An essential component of patient-centered nursing do is the delivery of individualized care; this includes avoiding assumptions about a patient'due south reproductive health priorities and needs based on membership in a detail group. Individuals from any marginalized or stigmatized group who have experienced bias and discrimination in health care might have learned to look the same from time to come encounters. It's of import for nurses in all clinical settings to empathise how such history can affect patients' current experiences and the nurse–patient human relationship. By applying nursing skills such equally taking thorough health histories, listening actively to patients' reproductive health priorities, and referring patients to appropriate wellness care services, nurses may exist able to meliorate these relationships and clinical outcomes.
CONCLUSION
It'southward vital that nurses in all settings and specialties stay current on the latest prove regarding contraception. Outset, this is essential to fulfilling the World Health Organisation's recommendation to provide comprehensive contraceptive patient education79 and the ANA'south ethical mandate to support the reproductive cocky-conclusion of all patients.six Second, nurses can provide amend patient-centered care if they can competently address patients' family planning concerns and questions with electric current and testify-based knowledge. We recognize that this is challenging, as new types of contraception, hormonal formulations, commitment systems, and indications for employ are ever being developed. For a listing of resources that will help nurses stay upwards to date, see Resources for Nurses.
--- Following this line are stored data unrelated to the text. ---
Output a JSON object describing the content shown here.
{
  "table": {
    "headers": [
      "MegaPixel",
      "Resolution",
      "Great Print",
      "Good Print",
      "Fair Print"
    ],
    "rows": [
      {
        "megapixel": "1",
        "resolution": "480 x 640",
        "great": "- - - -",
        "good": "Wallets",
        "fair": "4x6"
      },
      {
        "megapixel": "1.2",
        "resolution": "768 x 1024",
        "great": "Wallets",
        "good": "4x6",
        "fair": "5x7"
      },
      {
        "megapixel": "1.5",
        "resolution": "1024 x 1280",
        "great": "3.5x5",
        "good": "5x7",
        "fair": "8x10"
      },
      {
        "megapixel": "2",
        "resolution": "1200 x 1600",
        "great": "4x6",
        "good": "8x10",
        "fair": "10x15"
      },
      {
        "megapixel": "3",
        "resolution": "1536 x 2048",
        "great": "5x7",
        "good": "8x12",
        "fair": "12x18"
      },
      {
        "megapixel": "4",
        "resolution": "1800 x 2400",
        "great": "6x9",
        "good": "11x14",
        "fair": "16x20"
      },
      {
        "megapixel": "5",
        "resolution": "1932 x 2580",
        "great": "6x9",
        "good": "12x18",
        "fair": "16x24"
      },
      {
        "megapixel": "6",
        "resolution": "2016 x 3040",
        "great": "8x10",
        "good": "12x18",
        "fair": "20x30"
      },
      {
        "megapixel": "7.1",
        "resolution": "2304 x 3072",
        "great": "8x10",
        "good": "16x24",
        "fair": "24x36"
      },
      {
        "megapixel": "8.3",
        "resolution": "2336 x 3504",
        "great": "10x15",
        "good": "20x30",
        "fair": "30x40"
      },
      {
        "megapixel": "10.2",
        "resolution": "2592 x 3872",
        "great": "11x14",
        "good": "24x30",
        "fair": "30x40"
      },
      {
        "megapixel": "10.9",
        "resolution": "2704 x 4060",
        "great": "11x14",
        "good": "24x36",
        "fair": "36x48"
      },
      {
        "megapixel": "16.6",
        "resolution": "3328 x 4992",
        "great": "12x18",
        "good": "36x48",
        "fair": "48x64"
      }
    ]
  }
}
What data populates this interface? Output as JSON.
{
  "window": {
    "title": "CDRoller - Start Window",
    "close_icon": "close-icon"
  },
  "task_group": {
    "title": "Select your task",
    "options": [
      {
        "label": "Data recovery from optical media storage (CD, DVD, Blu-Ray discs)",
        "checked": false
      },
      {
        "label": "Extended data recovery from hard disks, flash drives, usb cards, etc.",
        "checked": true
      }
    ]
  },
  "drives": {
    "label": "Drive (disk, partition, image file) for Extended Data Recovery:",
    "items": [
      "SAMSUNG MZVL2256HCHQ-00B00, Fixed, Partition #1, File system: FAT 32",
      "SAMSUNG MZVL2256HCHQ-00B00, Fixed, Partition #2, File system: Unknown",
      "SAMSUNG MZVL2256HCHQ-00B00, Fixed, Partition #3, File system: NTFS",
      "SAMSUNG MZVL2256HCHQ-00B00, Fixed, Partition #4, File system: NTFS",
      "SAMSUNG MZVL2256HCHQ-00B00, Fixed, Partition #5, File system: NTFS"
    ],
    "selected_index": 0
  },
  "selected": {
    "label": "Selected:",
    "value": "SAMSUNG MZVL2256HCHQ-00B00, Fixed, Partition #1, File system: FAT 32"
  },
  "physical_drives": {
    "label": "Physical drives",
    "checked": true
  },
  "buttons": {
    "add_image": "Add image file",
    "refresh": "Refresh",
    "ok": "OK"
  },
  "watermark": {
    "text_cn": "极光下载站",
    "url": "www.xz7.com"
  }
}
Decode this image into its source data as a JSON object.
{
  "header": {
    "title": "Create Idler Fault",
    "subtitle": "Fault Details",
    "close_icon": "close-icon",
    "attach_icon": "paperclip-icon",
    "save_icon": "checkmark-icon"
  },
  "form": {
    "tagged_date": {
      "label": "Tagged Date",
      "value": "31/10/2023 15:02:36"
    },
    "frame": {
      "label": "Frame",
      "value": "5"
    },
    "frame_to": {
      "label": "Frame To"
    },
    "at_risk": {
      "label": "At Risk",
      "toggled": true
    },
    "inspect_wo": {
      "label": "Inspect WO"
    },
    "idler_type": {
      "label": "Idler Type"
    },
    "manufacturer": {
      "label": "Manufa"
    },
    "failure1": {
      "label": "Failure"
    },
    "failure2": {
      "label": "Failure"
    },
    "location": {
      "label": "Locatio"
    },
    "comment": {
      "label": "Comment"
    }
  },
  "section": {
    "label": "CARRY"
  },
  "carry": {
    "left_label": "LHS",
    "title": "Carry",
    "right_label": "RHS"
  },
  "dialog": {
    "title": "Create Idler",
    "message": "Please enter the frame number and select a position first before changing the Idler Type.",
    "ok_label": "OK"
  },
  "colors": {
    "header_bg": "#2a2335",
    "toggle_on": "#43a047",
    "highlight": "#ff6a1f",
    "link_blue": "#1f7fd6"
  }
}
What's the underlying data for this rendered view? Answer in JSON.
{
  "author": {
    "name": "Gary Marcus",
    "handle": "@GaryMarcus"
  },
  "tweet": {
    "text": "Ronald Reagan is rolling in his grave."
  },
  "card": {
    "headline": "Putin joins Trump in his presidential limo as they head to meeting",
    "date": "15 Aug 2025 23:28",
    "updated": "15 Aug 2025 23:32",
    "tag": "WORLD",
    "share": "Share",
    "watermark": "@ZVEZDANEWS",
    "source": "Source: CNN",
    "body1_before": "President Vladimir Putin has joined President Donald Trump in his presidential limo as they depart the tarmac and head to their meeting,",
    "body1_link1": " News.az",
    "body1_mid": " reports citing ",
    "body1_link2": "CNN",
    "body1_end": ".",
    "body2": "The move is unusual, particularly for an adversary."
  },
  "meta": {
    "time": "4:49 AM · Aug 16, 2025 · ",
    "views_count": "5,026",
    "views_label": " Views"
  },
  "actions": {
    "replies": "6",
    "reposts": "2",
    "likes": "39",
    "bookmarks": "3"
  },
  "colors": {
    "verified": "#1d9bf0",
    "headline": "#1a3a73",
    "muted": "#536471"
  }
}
Lastly, actively addressing the concerns of patients from stigmatized groups will ultimately contribute to efforts to resolve disparities in contraceptive care and work toward reproductive justice for all.▼
Footnotes
The authors and planners have disclosed no potential conflicts of involvement, financial or otherwise.
A podcast with the authors is bachelor at www.ajnonline.com.
For four additional continuing nursing education activities on the topic of contraception, go to www.nursingcenter.com/ce.